Os sonhos mudam com a idade e a fase da vida, mas o desejo de viajar pelo mundo permanece constante. Entre as diferenças mais marcantes está a de que 53% das mulheres mais jovens se interessam pela construção de uma carreira, enquanto as mais velhas priorizam a saúde física e o bem-estar mental.

De acordo com o relatório, a flexibilidade na forma de se relacionar e a possibilidade de autonomia não só financeira mas também emocional abrem novas formas de estar no mundo para as meninas hoje. Nesse contexto, a idealização do amor romântico perde espaço para a busca da realização e autonomia. Três em cada quatro mulheres já desistiram de algum sonho, e, para a maioria (70%), a principal barreira foi a falta de dinheiro.

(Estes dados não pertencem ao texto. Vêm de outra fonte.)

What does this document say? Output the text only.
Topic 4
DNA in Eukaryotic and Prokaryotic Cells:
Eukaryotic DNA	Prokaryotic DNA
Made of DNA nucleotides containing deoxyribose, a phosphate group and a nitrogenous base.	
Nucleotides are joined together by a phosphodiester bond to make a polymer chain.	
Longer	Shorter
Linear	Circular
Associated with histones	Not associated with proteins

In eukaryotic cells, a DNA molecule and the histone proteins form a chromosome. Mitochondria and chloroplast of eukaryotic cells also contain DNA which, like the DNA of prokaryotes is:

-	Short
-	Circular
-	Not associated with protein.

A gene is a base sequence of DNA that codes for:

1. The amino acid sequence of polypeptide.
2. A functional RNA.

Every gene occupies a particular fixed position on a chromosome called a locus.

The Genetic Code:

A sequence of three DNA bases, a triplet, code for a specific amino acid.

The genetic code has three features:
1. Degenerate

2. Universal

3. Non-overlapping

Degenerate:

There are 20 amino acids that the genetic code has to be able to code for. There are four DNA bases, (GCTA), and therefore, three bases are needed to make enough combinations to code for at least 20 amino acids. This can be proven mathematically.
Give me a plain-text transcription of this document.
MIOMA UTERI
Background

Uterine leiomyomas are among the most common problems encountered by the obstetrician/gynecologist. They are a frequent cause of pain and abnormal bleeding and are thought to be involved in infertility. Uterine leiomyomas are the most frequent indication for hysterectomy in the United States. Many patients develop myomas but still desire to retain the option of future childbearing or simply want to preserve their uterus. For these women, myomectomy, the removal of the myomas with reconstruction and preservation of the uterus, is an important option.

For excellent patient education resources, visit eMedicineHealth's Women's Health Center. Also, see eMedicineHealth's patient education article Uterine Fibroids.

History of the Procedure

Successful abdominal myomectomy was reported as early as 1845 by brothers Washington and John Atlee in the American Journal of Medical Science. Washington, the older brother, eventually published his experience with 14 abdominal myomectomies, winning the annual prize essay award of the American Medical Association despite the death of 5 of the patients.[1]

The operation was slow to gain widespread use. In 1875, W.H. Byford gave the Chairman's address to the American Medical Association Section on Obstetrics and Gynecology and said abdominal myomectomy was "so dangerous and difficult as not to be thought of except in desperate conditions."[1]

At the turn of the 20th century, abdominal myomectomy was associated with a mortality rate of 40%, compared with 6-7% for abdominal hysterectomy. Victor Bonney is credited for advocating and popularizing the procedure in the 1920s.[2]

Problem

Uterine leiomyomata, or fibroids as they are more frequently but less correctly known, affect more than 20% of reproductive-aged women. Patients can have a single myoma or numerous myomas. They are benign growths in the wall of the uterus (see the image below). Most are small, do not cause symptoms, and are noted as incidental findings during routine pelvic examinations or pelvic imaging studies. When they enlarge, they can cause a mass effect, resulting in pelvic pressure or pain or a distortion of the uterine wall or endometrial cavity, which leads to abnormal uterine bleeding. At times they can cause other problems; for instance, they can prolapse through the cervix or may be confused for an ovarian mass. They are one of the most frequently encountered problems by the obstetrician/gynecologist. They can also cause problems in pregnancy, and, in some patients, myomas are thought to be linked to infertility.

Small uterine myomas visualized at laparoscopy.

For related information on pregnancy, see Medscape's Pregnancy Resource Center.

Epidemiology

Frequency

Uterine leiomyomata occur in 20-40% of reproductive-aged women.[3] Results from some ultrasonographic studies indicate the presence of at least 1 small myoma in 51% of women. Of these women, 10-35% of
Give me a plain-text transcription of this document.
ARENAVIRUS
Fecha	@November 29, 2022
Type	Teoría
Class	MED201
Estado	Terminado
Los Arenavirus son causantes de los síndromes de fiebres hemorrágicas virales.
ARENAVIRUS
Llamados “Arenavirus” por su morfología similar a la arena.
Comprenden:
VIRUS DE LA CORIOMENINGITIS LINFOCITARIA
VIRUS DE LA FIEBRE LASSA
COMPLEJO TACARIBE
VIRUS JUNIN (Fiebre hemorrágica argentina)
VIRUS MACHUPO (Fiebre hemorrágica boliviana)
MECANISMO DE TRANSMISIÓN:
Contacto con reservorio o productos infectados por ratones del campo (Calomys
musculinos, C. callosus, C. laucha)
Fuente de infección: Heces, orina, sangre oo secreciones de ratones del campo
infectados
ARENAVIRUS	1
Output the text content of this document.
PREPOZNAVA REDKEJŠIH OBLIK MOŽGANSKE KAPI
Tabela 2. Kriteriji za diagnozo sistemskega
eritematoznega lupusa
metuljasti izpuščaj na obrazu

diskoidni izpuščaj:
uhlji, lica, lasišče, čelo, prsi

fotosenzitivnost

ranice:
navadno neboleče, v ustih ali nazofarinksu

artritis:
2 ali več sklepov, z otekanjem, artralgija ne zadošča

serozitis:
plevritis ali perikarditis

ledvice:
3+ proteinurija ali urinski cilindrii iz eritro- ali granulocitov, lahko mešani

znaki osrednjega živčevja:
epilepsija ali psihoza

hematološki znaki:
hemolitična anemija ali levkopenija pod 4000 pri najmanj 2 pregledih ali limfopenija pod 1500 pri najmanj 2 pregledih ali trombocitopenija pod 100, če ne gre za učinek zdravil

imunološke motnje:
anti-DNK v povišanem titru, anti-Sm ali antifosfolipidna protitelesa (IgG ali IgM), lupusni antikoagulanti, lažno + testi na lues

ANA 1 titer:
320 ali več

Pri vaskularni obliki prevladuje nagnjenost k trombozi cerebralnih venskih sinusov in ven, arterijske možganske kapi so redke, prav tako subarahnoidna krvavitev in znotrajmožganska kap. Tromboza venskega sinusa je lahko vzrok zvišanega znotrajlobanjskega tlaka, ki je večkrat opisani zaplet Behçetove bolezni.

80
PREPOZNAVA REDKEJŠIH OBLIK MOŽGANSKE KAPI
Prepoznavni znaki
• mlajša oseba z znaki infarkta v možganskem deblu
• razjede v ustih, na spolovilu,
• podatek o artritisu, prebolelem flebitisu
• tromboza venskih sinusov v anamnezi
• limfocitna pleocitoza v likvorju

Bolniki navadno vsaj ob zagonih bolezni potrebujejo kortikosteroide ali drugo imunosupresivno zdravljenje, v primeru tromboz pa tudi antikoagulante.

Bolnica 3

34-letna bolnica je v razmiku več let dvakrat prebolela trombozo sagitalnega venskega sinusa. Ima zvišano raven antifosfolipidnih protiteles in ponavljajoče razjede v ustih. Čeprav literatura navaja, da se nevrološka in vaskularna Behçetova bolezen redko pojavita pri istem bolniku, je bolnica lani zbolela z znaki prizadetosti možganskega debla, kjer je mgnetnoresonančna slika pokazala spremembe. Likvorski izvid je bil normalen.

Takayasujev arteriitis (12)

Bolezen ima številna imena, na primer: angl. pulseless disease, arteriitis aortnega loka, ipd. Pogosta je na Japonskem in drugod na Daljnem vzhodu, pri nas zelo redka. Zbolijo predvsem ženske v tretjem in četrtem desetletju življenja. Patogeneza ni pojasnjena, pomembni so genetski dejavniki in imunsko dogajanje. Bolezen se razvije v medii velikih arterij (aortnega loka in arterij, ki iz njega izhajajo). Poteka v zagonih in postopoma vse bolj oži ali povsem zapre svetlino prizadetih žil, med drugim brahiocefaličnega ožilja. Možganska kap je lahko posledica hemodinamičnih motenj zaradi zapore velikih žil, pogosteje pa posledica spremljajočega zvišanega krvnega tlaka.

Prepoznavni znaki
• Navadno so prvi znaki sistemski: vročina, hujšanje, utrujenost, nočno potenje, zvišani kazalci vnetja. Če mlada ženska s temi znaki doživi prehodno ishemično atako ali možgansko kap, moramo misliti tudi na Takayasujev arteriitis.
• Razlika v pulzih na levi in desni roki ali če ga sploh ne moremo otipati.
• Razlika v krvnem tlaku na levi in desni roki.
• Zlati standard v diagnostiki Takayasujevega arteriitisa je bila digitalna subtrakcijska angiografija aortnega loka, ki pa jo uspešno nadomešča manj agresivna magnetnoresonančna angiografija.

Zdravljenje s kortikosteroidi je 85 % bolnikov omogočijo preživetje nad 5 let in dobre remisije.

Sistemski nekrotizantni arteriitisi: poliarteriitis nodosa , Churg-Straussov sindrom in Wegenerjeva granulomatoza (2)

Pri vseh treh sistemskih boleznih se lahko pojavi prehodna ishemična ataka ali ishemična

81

“À medida que você vai vendo várias gerações que não puderam ser elas mesmas, você quer ser tudo ao mesmo tempo", disse uma das mulheres entrevistadas pela ONG. 

Nove em cada 10 brasileiras dizem que puderam ter sonhos mais diversos que o das mães e avós. Isso se deve aos avanços, alcance e transformações sociais proporcionados pelo movimento feminista nos últimos 100 anos.

Foto: Reprodução / Relatório Think Olga

"Os meus sonhos foram mudando porque eu fui me conhecendo melhor, porque eu fui conhecendo minhas raízes, as mulheres da minha família. Muitas delas não puderam sonhar ou quando sonharam foram atravessadas por doenças, por violências e isso faz com que a gente mude a forma como a gente pensa o sonho”, relatou uma mulher de 36 anos.

88% das entrevistadas perceberam impactos positivos das mudanças sociais e do movimento feminista nas oportunidades e possibilidades de novos sonhos em todo o mundo, mas apontam que as políticas públicas precisam melhorar para que as mulheres possam sonhar mais e se realizarem ao longo da vida. São elas: o acesso a trabalho de qualidade e altos salários, educação e investimento e combate à violência de gênero, seja simbólica, psicológica ou física.

Foto: Reprodução / Relatório Think Olga

Uma das entrevistadas, de 34 anos, destacou a necessidade de uma educação feminista para os homens desde a infância. “Meus sonhos, são muitos! Eu tenho dois sobrinhos, um menino e uma menina, e um dos meus sonhos é que eles sejam muito felizes. Falando um pouco da menina, eu quero que ela não passe por muita coisa que eu passei por ser mulher e meu sobrinho eu quero que ele seja um homem melhor do que muitos que eu conheci.”